Undetectable Concentrations of a Food and Drug Administration-approved High-sensitivity Cardiac Troponin T Assay to Rule Out Acute Myocardial Infarction at Emergency Department Arrival

Andrew D McRae, Grant Innes, Michelle Graham, Eddy Lang, James E Andruchow, Yunqi Ji, Shabnam Vatanpour, Tasnima Abedin, Hong Yang, Danielle A Southern, Dongmei Wang, Isolde Seiden-Long, Lawrence DeKoning, Peter Kavsak
Academic Emergency Medicine: Official Journal of the Society for Academic Emergency Medicine 2017, 24 (10): 1267-1277

BACKGROUND: The objective of this study was to quantify the sensitivity of very low concentrations of high-sensitivity cardiac troponin T (hsTnT) at ED arrival for acute myocardial infarction (AMI) in a large cohort of chest pain patients evaluated in real-world clinical practice.

METHODS: This retrospective study included consecutive ED patients with suspected cardiac chest pain evaluated in four urban EDs, excluding those with ST-elevation AMI, cardiac arrest or abnormal kidney function. The primary outcomes were AMI at 7, 30, and 90 days. Secondary outcomes included major adverse cardiac events (MACE; all-cause mortality, AMI, and revascularization) and the individual MACE components. Test characteristics were calculated for hsTnT values from 3 to 200 ng/L .

RESULTS: A total of 7,130 patients met inclusion criteria. AMI incidences at 7, 30, and 90 days were 5.8, 6.0, and 6.2%. When the hsTnT assay was performed at ED arrival, the limit of blank of the assay (3 ng/L) ruled out 7-day AMI in 15.5% of patients with 100% sensitivity and negative predictive value (NPV). The limit of detection of the assay (5 ng/L) ruled out AMI in 33.6% of patients with 99.8% sensitivity and 99.95% NPV for 7-day AMI. The limit of quantification (the Food and Drug Administration [FDA]-approved cutoff for lower the reportable limit) of 6 ng/L ruled out AMI in 42.2% of patients with 99.8% sensitivity and 99.95% NPV. The sensitivities of the cutoffs of <3, <5, and <6 ng/L for 7-day MACE were 99.6, 97.4, and 96.6%, respectively. The NPVs of the cutoffs of <3, <5, and <6 ng/L for 7-day MACE were 99.8, 99.5, and 99.4%, respectively. A secondary analysis was performed in a subgroup of 3,549 higher-risk patients who underwent serial troponin testing. In this subgroup, a cutoff of 3 ng/L ruled out 7-day AMI in 9.6% of patients with 100% sensitivity and NPV, a cutoff of 5 ng/L ruled out 7-day AMI in 23.3% of patients with 99.7% sensitivity and 99.9% NPV, and a cutoff of 6 ng/L ruled out 7-day AMI in 29.8% of patients with 99.7 and 99.9% NPV. In the higher-risk subgroup, the sensitivities of cutoffs of <3, <5, and <6 ng/L for 7-day MACE were 99.8, 97.4, and 96.6%, respectively. In this higher-risk subgroup, the NPV of cutoffs of <3, <5, and <6 ng/L for 7-day MACE were 99.7, 98.5, and 98.4%, respectively.
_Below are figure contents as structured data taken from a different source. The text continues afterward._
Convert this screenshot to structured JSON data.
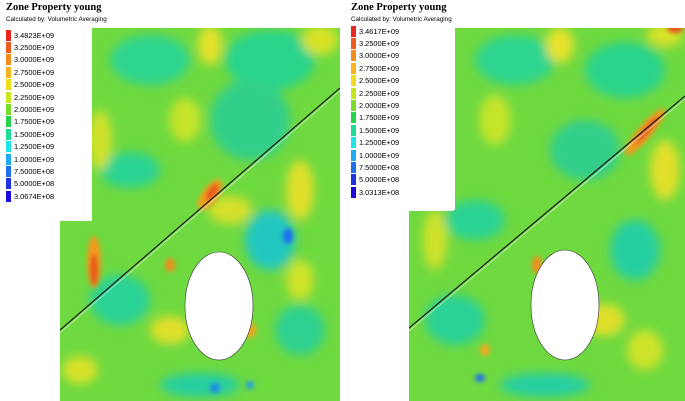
{
  "chart_data": [
    {
      "type": "heatmap",
      "title": "Zone Property young",
      "subtitle": "Calculated by: Volumetric Averaging",
      "legend_position": "top-left",
      "legend": [
        {
          "label": "3.4823E+09",
          "value": 3482300000.0,
          "color": "#e8281e"
        },
        {
          "label": "3.2500E+09",
          "value": 3250000000.0,
          "color": "#ef5a1e"
        },
        {
          "label": "3.0000E+09",
          "value": 3000000000.0,
          "color": "#f48c1e"
        },
        {
          "label": "2.7500E+09",
          "value": 2750000000.0,
          "color": "#f8b41e"
        },
        {
          "label": "2.5000E+09",
          "value": 2500000000.0,
          "color": "#f0dc1e"
        },
        {
          "label": "2.2500E+09",
          "value": 2250000000.0,
          "color": "#c8e61e"
        },
        {
          "label": "2.0000E+09",
          "value": 2000000000.0,
          "color": "#78dc28"
        },
        {
          "label": "1.7500E+09",
          "value": 1750000000.0,
          "color": "#28d24b"
        },
        {
          "label": "1.5000E+09",
          "value": 1500000000.0,
          "color": "#1edc96"
        },
        {
          "label": "1.2500E+09",
          "value": 1250000000.0,
          "color": "#1ee6e6"
        },
        {
          "label": "1.0000E+09",
          "value": 1000000000.0,
          "color": "#1eaaf0"
        },
        {
          "label": "7.5000E+08",
          "value": 750000000.0,
          "color": "#1e6ef0"
        },
        {
          "label": "5.0000E+08",
          "value": 500000000.0,
          "color": "#1e32e6"
        },
        {
          "label": "3.0674E+08",
          "value": 306740000.0,
          "color": "#1e0adc"
        }
      ]
    },
    {
      "type": "heatmap",
      "title": "Zone Property young",
      "subtitle": "Calculated by: Volumetric Averaging",
      "legend_position": "top-left",
      "legend": [
        {
          "label": "3.4617E+09",
          "value": 3461700000.0,
          "color": "#e8281e"
        },
        {
          "label": "3.2500E+09",
          "value": 3250000000.0,
          "color": "#ef5a1e"
        },
        {
          "label": "3.0000E+09",
          "value": 3000000000.0,
          "color": "#f48c1e"
        },
        {
          "label": "2.7500E+09",
          "value": 2750000000.0,
          "color": "#f8b41e"
        },
        {
          "label": "2.5000E+09",
          "value": 2500000000.0,
          "color": "#f0dc1e"
        },
        {
          "label": "2.2500E+09",
          "value": 2250000000.0,
          "color": "#c8e61e"
        },
        {
          "label": "2.0000E+09",
          "value": 2000000000.0,
          "color": "#78dc28"
        },
        {
          "label": "1.7500E+09",
          "value": 1750000000.0,
          "color": "#28d24b"
        },
        {
          "label": "1.5000E+09",
          "value": 1500000000.0,
          "color": "#1edc96"
        },
        {
          "label": "1.2500E+09",
          "value": 1250000000.0,
          "color": "#1ee6e6"
        },
        {
          "label": "1.0000E+09",
          "value": 1000000000.0,
          "color": "#1eaaf0"
        },
        {
          "label": "7.5000E+08",
          "value": 750000000.0,
          "color": "#1e6ef0"
        },
        {
          "label": "5.0000E+08",
          "value": 500000000.0,
          "color": "#1e32e6"
        },
        {
          "label": "3.0313E+08",
          "value": 303130000.0,
          "color": "#1e0adc"
        }
      ]
    }
  ]
}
CONCLUSIONS: When used in real-world clinical practice conditions, hsTnT concentrations < 6 ng/L (below the lower reportable limit for an FDA-approved assay) at the time of ED arrival can rule out AMI with very high sensitivity and NPV. The sensitivity for MACE is unacceptably low, and thus a single-troponin rule-out strategy should only be used in the context of a structured risk evaluation.